Investigator: Yingsheng Wan, Providence College

Scientific Theme: Cancer

Abstract: Our previous studies have demonstrated that ultraviolet radiation (UV) induces skin cell damage leading to skin photo-aging and skin cancer. While the cellular and molecular mechanisms are still to be fully elucidated, the leading causes of skin photo-aging and cancer are the accumulation of reactive oxygen species and the formation of hypoxic environment upon UV radiation. Reports have shown that in situ oxygen supplementation from hydrolytically active solid peroxide such as calcium peroxide encapsulated in biomaterials protects against hypoxia-induced cell death. We hypothesize that oxygen supplement may help attenuate UV radiation-induced skin cell damage and may eventually prevent from UV-induced skin aging and skin cancer. The specific aims of this proposed study are to develop a disk, with hydrolytically activated oxygen-generating biomaterial in the form of polydimethylsiloxane (PDMS)-encapsulated calcium peroxide, or PDMS-CaO2; and to test those disks in cultured human skin cells with or without exposure to UV irradiation.
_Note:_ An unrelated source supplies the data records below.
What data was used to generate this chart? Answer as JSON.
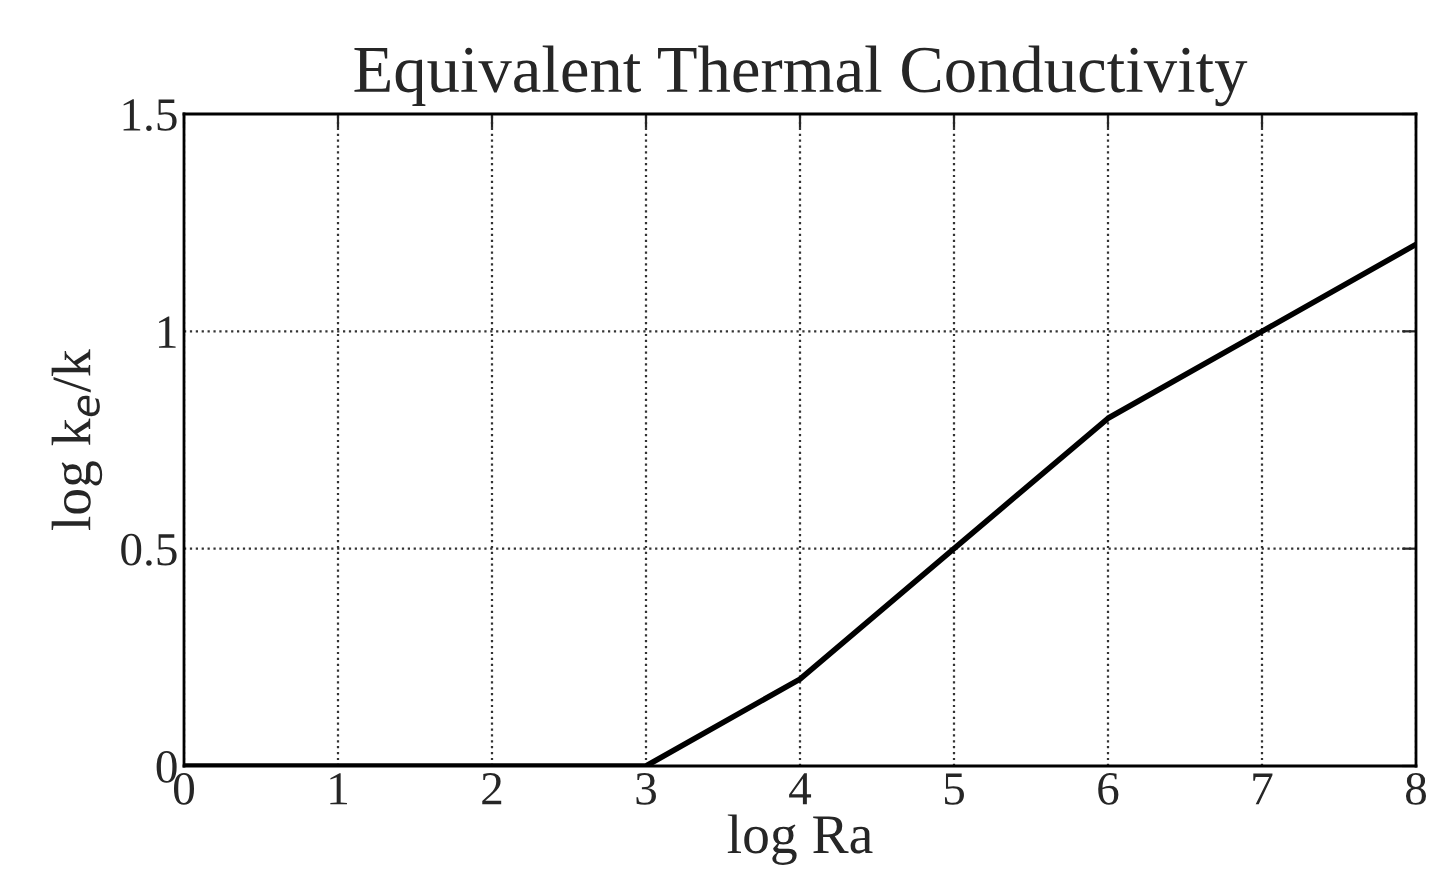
{
  "chart_data": {
    "type": "line",
    "title": "Equivalent Thermal Conductivity",
    "xlabel": "log Ra",
    "ylabel": "log k$_{e}$/k",
    "x": [
      0,
      3,
      4,
      5,
      6,
      7,
      8
    ],
    "series": [
      {
        "color": "#000000",
        "values": [
          0,
          0,
          0.2,
          0.5,
          0.8,
          1.0,
          1.2
        ]
      }
    ],
    "xlim": [
      0,
      8
    ],
    "ylim": [
      0,
      1.5
    ],
    "xticks": [
      0,
      1,
      2,
      3,
      4,
      5,
      6,
      7,
      8
    ],
    "yticks": [
      0,
      0.5,
      1,
      1.5
    ],
    "grid": true,
    "line_style": "solid",
    "marker": "none"
  }
}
It is envisioned that at the completion of this project, a proof of concept will be provided for further development of a new generation of cosmetics facial masks. This project will be performed at Providence College during summer of 2017 with three undergraduate students who are currently working in our laboratories.

Human Health Relevance: This proposed project integrates material science into biomedical research. Specifically, the results from this project will be applied for the development of new generation of cosmetics facial masks. This is related to human skin care and human health in general.